Additionally, Nordic walking poles usually come with rubber and steel tips. The rubber sits on top of the steel tips and is ideal for flat surfaces like asphalt. These tips can be removed to reveal pointy steel tips, which are useful for uneven terrains, such as hiking trails or grass.

This is different from ski or hiking poles, which usually have much larger grips and wrist straps on the upper parts of the grips. These are not designed for Nordic walking and will prevent you from reaping the full-body benefits that this exercise provides.


For best results, make sure you’re using proper Nordic walking poles, which have special wrist straps and grips.

To get the most out of your exercise, you’ll want to make sure you’re walking with proper technique. Here’s how to do it:

  1. Stand tall with your shoulders relaxed, chest up, and eyes looking straight forward.
  2. Hold a pole in each hand on a diagonal angle backward (they should be angled so the base of the pole is behind you).

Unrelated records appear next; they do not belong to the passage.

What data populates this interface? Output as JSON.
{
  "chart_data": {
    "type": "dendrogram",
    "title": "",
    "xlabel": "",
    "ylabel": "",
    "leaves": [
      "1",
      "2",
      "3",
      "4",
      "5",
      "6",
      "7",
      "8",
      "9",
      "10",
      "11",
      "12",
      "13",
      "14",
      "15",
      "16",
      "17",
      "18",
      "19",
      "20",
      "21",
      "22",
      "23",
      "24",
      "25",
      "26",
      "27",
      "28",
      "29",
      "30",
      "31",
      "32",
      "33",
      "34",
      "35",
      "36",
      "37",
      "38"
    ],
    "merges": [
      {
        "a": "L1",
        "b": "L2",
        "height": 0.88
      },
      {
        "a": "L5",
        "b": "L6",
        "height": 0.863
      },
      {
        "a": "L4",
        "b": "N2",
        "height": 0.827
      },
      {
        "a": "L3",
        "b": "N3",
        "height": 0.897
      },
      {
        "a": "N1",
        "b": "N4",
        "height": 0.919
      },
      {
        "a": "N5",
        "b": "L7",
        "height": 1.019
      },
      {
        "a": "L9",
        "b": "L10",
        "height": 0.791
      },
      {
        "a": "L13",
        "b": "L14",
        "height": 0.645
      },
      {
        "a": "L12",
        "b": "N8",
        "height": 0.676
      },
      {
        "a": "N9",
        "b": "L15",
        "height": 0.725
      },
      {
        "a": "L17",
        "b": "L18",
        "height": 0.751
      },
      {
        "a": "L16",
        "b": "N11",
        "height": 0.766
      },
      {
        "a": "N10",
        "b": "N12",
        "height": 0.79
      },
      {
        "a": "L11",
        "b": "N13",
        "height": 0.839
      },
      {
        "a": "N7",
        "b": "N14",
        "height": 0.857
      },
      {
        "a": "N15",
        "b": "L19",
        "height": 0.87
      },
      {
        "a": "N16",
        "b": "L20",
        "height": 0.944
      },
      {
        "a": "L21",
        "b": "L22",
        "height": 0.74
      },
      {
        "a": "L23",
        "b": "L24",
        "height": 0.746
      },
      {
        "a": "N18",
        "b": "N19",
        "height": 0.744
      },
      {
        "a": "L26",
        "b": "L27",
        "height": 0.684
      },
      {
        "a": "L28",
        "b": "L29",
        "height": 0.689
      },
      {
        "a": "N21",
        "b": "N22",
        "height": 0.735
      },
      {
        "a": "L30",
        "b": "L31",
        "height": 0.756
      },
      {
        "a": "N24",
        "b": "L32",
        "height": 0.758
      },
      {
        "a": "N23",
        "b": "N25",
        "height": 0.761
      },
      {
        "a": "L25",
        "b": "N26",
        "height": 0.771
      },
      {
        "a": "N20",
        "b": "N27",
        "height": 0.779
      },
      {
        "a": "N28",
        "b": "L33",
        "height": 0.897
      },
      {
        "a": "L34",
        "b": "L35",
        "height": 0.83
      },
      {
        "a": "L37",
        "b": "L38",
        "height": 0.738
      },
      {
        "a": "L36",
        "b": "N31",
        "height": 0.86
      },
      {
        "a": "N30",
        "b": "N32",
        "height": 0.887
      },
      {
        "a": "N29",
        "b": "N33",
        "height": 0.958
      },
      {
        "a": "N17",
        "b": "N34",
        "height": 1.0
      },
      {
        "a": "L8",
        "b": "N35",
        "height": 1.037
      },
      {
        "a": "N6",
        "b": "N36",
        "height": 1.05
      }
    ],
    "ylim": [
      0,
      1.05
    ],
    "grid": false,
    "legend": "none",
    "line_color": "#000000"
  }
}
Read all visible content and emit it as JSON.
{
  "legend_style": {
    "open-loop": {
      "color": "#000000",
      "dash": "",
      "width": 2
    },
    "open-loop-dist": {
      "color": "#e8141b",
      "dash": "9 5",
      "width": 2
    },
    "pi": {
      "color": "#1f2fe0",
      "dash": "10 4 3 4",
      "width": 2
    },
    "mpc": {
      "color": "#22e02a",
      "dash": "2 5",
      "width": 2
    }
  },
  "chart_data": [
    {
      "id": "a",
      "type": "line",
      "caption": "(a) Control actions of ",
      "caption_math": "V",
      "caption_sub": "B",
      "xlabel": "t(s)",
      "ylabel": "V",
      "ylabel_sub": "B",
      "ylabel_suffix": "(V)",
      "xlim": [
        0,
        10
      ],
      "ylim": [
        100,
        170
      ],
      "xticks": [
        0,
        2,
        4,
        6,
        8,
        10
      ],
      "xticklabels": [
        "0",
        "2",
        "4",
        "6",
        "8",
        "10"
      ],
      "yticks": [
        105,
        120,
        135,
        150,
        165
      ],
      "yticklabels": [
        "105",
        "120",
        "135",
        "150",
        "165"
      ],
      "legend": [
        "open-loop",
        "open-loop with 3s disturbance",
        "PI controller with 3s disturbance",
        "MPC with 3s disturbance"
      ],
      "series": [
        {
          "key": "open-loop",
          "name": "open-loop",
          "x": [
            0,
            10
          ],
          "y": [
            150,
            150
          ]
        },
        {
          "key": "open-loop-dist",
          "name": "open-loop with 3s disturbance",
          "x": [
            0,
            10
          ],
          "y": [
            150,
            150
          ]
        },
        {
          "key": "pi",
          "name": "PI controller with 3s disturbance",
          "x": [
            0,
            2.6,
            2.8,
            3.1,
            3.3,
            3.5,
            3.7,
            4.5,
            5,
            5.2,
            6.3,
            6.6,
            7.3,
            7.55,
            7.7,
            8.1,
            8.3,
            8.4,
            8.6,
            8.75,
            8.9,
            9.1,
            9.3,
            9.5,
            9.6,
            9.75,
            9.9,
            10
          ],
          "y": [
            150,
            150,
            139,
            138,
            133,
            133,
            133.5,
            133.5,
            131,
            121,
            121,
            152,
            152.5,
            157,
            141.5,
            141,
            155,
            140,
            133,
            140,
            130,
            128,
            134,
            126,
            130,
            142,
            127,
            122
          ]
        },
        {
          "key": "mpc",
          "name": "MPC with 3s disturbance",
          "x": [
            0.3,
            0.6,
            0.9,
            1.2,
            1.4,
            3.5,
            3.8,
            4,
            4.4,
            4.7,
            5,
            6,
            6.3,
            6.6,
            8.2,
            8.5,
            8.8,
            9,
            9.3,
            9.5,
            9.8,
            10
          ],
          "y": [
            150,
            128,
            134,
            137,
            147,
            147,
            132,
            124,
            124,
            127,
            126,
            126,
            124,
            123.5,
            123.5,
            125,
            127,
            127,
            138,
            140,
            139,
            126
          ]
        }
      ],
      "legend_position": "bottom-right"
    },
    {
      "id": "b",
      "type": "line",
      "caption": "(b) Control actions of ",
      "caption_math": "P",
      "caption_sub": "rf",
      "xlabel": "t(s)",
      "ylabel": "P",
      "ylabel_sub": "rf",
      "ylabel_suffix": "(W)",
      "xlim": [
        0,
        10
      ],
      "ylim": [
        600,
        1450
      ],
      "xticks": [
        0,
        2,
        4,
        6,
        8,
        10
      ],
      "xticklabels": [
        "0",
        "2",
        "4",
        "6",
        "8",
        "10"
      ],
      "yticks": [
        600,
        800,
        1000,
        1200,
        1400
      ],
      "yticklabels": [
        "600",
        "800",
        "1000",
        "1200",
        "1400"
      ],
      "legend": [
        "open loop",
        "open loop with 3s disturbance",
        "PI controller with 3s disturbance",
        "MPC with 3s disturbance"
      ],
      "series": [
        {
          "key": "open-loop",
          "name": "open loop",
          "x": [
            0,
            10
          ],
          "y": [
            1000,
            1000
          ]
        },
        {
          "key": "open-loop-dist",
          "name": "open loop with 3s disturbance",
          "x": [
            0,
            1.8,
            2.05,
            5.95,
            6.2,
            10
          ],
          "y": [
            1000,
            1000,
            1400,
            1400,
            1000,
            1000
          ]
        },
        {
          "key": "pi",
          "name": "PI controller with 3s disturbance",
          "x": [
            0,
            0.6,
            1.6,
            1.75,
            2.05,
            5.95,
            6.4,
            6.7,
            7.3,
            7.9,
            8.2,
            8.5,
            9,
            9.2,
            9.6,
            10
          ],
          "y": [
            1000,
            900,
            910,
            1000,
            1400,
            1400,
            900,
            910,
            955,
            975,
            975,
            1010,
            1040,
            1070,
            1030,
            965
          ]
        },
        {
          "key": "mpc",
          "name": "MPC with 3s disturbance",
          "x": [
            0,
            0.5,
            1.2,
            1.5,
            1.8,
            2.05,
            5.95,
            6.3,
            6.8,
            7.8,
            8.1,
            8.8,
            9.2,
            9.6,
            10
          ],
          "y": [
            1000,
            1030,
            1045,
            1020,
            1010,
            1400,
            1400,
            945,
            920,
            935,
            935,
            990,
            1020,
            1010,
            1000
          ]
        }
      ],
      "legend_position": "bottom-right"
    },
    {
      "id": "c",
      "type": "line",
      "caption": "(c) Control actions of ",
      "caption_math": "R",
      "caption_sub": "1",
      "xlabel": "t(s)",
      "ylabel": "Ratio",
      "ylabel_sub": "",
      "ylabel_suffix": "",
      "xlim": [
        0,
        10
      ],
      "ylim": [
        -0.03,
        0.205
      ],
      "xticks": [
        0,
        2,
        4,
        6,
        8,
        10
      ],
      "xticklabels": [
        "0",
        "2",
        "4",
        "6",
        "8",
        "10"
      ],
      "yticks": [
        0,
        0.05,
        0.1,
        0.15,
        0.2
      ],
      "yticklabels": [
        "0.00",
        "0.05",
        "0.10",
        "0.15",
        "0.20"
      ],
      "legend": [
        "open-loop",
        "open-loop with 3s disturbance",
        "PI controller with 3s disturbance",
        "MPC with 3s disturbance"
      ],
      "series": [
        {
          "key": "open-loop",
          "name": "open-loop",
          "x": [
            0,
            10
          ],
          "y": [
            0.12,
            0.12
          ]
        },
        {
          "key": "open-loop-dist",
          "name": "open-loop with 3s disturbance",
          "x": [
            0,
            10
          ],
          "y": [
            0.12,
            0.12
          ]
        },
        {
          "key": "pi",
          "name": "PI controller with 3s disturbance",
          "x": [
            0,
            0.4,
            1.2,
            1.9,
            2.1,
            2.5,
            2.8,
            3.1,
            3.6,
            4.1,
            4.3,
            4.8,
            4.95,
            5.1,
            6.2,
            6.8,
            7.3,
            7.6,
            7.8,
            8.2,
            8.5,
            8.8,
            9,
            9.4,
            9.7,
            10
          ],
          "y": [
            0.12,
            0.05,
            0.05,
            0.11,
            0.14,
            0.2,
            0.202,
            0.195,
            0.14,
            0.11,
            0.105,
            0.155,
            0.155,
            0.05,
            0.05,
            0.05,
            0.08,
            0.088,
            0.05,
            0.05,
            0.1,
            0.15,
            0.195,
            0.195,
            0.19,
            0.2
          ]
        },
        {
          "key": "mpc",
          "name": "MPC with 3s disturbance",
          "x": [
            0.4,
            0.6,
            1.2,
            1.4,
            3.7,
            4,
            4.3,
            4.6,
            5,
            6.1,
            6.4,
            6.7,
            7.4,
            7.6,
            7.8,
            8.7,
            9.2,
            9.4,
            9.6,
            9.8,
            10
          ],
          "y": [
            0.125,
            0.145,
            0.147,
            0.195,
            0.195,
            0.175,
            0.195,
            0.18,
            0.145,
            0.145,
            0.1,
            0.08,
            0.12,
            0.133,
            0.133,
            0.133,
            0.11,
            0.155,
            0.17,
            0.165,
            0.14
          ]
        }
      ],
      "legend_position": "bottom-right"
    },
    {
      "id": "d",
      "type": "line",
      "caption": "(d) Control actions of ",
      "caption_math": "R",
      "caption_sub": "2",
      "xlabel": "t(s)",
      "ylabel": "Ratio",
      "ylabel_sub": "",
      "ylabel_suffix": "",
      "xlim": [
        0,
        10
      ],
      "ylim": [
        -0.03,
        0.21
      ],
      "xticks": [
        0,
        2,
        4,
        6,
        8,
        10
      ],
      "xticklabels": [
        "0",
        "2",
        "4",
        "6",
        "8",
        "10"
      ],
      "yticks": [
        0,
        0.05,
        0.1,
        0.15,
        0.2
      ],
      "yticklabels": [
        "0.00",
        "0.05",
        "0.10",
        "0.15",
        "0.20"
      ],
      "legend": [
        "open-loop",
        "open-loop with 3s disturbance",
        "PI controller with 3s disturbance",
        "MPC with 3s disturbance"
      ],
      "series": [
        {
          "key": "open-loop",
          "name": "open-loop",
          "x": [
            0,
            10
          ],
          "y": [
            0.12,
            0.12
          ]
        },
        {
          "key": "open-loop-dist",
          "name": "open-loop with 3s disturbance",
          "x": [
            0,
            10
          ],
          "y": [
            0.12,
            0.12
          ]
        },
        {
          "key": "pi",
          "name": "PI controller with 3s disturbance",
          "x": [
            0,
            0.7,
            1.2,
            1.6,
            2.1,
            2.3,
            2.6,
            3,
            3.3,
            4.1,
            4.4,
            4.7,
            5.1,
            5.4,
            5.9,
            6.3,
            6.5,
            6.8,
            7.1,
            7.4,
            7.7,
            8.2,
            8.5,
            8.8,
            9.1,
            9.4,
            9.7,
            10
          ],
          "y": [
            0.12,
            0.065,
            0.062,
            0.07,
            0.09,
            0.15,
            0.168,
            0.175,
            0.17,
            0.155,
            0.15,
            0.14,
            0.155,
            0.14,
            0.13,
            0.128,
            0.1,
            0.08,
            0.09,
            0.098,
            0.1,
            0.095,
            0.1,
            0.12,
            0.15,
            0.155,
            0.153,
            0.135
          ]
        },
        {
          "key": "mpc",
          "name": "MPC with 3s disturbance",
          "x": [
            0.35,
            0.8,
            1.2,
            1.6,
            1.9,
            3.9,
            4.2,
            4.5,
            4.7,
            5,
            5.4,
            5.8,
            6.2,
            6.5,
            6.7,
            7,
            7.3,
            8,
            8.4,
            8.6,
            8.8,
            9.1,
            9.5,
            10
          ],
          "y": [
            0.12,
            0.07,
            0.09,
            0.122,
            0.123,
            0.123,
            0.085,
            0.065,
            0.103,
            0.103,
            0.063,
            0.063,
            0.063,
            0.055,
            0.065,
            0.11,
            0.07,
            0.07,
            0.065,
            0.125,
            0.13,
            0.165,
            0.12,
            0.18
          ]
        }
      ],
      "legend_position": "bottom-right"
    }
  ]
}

Your hand should lightly grip the pole.
  3. As you take a step forward with your left foot, bring the right pole forward so that the base of the pole lands on the ground to the side of you (do not bring the pole in front of you).
  4. Push the pole into the ground behind you as you take a step with your right foot. As you fully extend your arm, loosen your grip so that your palm is almost fully open. This allows your arm to go through a larger range of motion and prevents wrist injury.
  5. As this occurs, bring your right foot and left pole forward (close your grip as the pole lands to push it off of the ground) and continue the motion.

The biggest difference between traditional walking and Nordic walking is the use and positioning of the poles. Always make sure the poles are on an angle and never come in front of you.


Using proper technique will ensure you’re getting the most out of your Nordic walking.

If you enjoy walking but want a greater challenge, you’ll want to try Nordic walking.

Nordic walking uses special poles to allow you to walk faster. Since you’re using your arms to swing the poles, you’re targeting both your upper and lower body for a full-body workout. This also increases your cardiovascular effort without feeling like you’re running a marathon.

It’s also great for those looking for a low impact cardio exercise, such as older adults or those with arthritis or knee pain.

With the right poles and good shoes, you’re ready to get in a great workout with Nordic walking.